Public health experts discuss a new way to bring down the cost of treatment.

Jeremy Hobson: Well in Washington today, experts from the National Academy of Sciences will be looking for ways to bring down the cost of treating Malaria. The disease kills an estimated 650,000 people around the world every year — most of them children.

Marketplace’s Amy Scott reports.


Amy Scott: The Global Fund to Fight Aids, Tuberculosis and Malaria has been testing a program in several African countries. The fund buys high quality anti-malaria drugs and then sells them to wholesalers at a deep discount.
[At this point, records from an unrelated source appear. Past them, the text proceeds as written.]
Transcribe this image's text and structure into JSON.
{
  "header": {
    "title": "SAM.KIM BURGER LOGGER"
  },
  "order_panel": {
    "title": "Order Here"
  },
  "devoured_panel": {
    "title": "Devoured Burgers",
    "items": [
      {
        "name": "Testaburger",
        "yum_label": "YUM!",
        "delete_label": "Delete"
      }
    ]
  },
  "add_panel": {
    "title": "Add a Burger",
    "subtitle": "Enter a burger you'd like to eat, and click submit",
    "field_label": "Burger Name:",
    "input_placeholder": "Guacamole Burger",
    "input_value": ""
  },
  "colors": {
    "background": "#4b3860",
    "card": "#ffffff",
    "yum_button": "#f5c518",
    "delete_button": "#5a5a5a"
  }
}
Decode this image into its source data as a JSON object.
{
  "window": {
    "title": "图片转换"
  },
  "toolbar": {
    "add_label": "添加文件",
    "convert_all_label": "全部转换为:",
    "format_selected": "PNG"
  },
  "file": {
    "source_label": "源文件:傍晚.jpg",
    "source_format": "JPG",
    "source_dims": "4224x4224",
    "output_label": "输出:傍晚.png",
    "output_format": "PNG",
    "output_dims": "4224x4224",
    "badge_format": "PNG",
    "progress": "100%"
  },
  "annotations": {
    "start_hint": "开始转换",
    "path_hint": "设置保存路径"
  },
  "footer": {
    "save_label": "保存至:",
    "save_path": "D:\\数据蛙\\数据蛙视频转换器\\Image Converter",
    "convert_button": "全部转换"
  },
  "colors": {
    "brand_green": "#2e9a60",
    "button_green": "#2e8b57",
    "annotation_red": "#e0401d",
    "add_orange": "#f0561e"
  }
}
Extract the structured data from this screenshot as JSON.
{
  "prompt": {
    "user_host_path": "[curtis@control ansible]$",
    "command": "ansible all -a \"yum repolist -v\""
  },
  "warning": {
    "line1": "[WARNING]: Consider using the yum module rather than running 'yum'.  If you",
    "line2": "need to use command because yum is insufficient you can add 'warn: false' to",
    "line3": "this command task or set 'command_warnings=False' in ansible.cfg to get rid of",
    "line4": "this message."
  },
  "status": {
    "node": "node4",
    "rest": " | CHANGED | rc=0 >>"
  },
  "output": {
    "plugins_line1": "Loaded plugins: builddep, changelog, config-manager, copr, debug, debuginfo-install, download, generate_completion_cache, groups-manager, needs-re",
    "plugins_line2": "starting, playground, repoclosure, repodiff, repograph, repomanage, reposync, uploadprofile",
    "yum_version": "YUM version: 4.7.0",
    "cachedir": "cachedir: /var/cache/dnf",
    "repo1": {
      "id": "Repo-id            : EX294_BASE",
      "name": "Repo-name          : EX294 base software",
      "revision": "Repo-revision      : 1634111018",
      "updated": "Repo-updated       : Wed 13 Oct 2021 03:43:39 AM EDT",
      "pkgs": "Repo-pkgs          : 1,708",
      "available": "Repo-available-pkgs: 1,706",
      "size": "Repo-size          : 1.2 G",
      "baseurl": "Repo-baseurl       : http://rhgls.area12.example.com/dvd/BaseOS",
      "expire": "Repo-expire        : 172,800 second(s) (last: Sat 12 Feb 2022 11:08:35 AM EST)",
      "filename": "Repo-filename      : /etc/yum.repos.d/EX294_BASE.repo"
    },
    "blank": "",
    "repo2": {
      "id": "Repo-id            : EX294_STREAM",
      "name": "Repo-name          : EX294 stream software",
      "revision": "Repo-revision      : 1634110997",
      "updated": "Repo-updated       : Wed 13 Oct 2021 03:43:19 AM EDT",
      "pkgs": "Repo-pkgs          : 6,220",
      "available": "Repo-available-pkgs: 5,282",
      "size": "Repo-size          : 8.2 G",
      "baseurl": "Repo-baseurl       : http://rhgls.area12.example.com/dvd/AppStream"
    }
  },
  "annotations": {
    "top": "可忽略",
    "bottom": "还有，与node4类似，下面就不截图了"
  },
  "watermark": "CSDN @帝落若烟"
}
Stanford economist Kenneth Arrow says the idea is to bring prices down so people don’t turn to cheaper — and less effective — alternatives.

Kenneth Arrow: To counterfeit drugs, to the old drugs that no longer work, to witchcraft. Or to nothing.

In most countries, he says, it’s worked. Ramanan Laxminarayan directs the Center for Disease Dynamics, Economics and Policy.

Ramanan Laxminarayan: It lowered the price of the drugs, significantly, from anywhere from $8 to $12 before the pilot to between 50 cents and $1.50 after the pilot.

Stanford’s Kenneth Arrow estimates it would cost about $500 million a year to take the pilot global. So far the funding has come mostly from Europe. Arrow says to continue, the program needs support from the U.S.

I’m Amy Scott for Marketplace.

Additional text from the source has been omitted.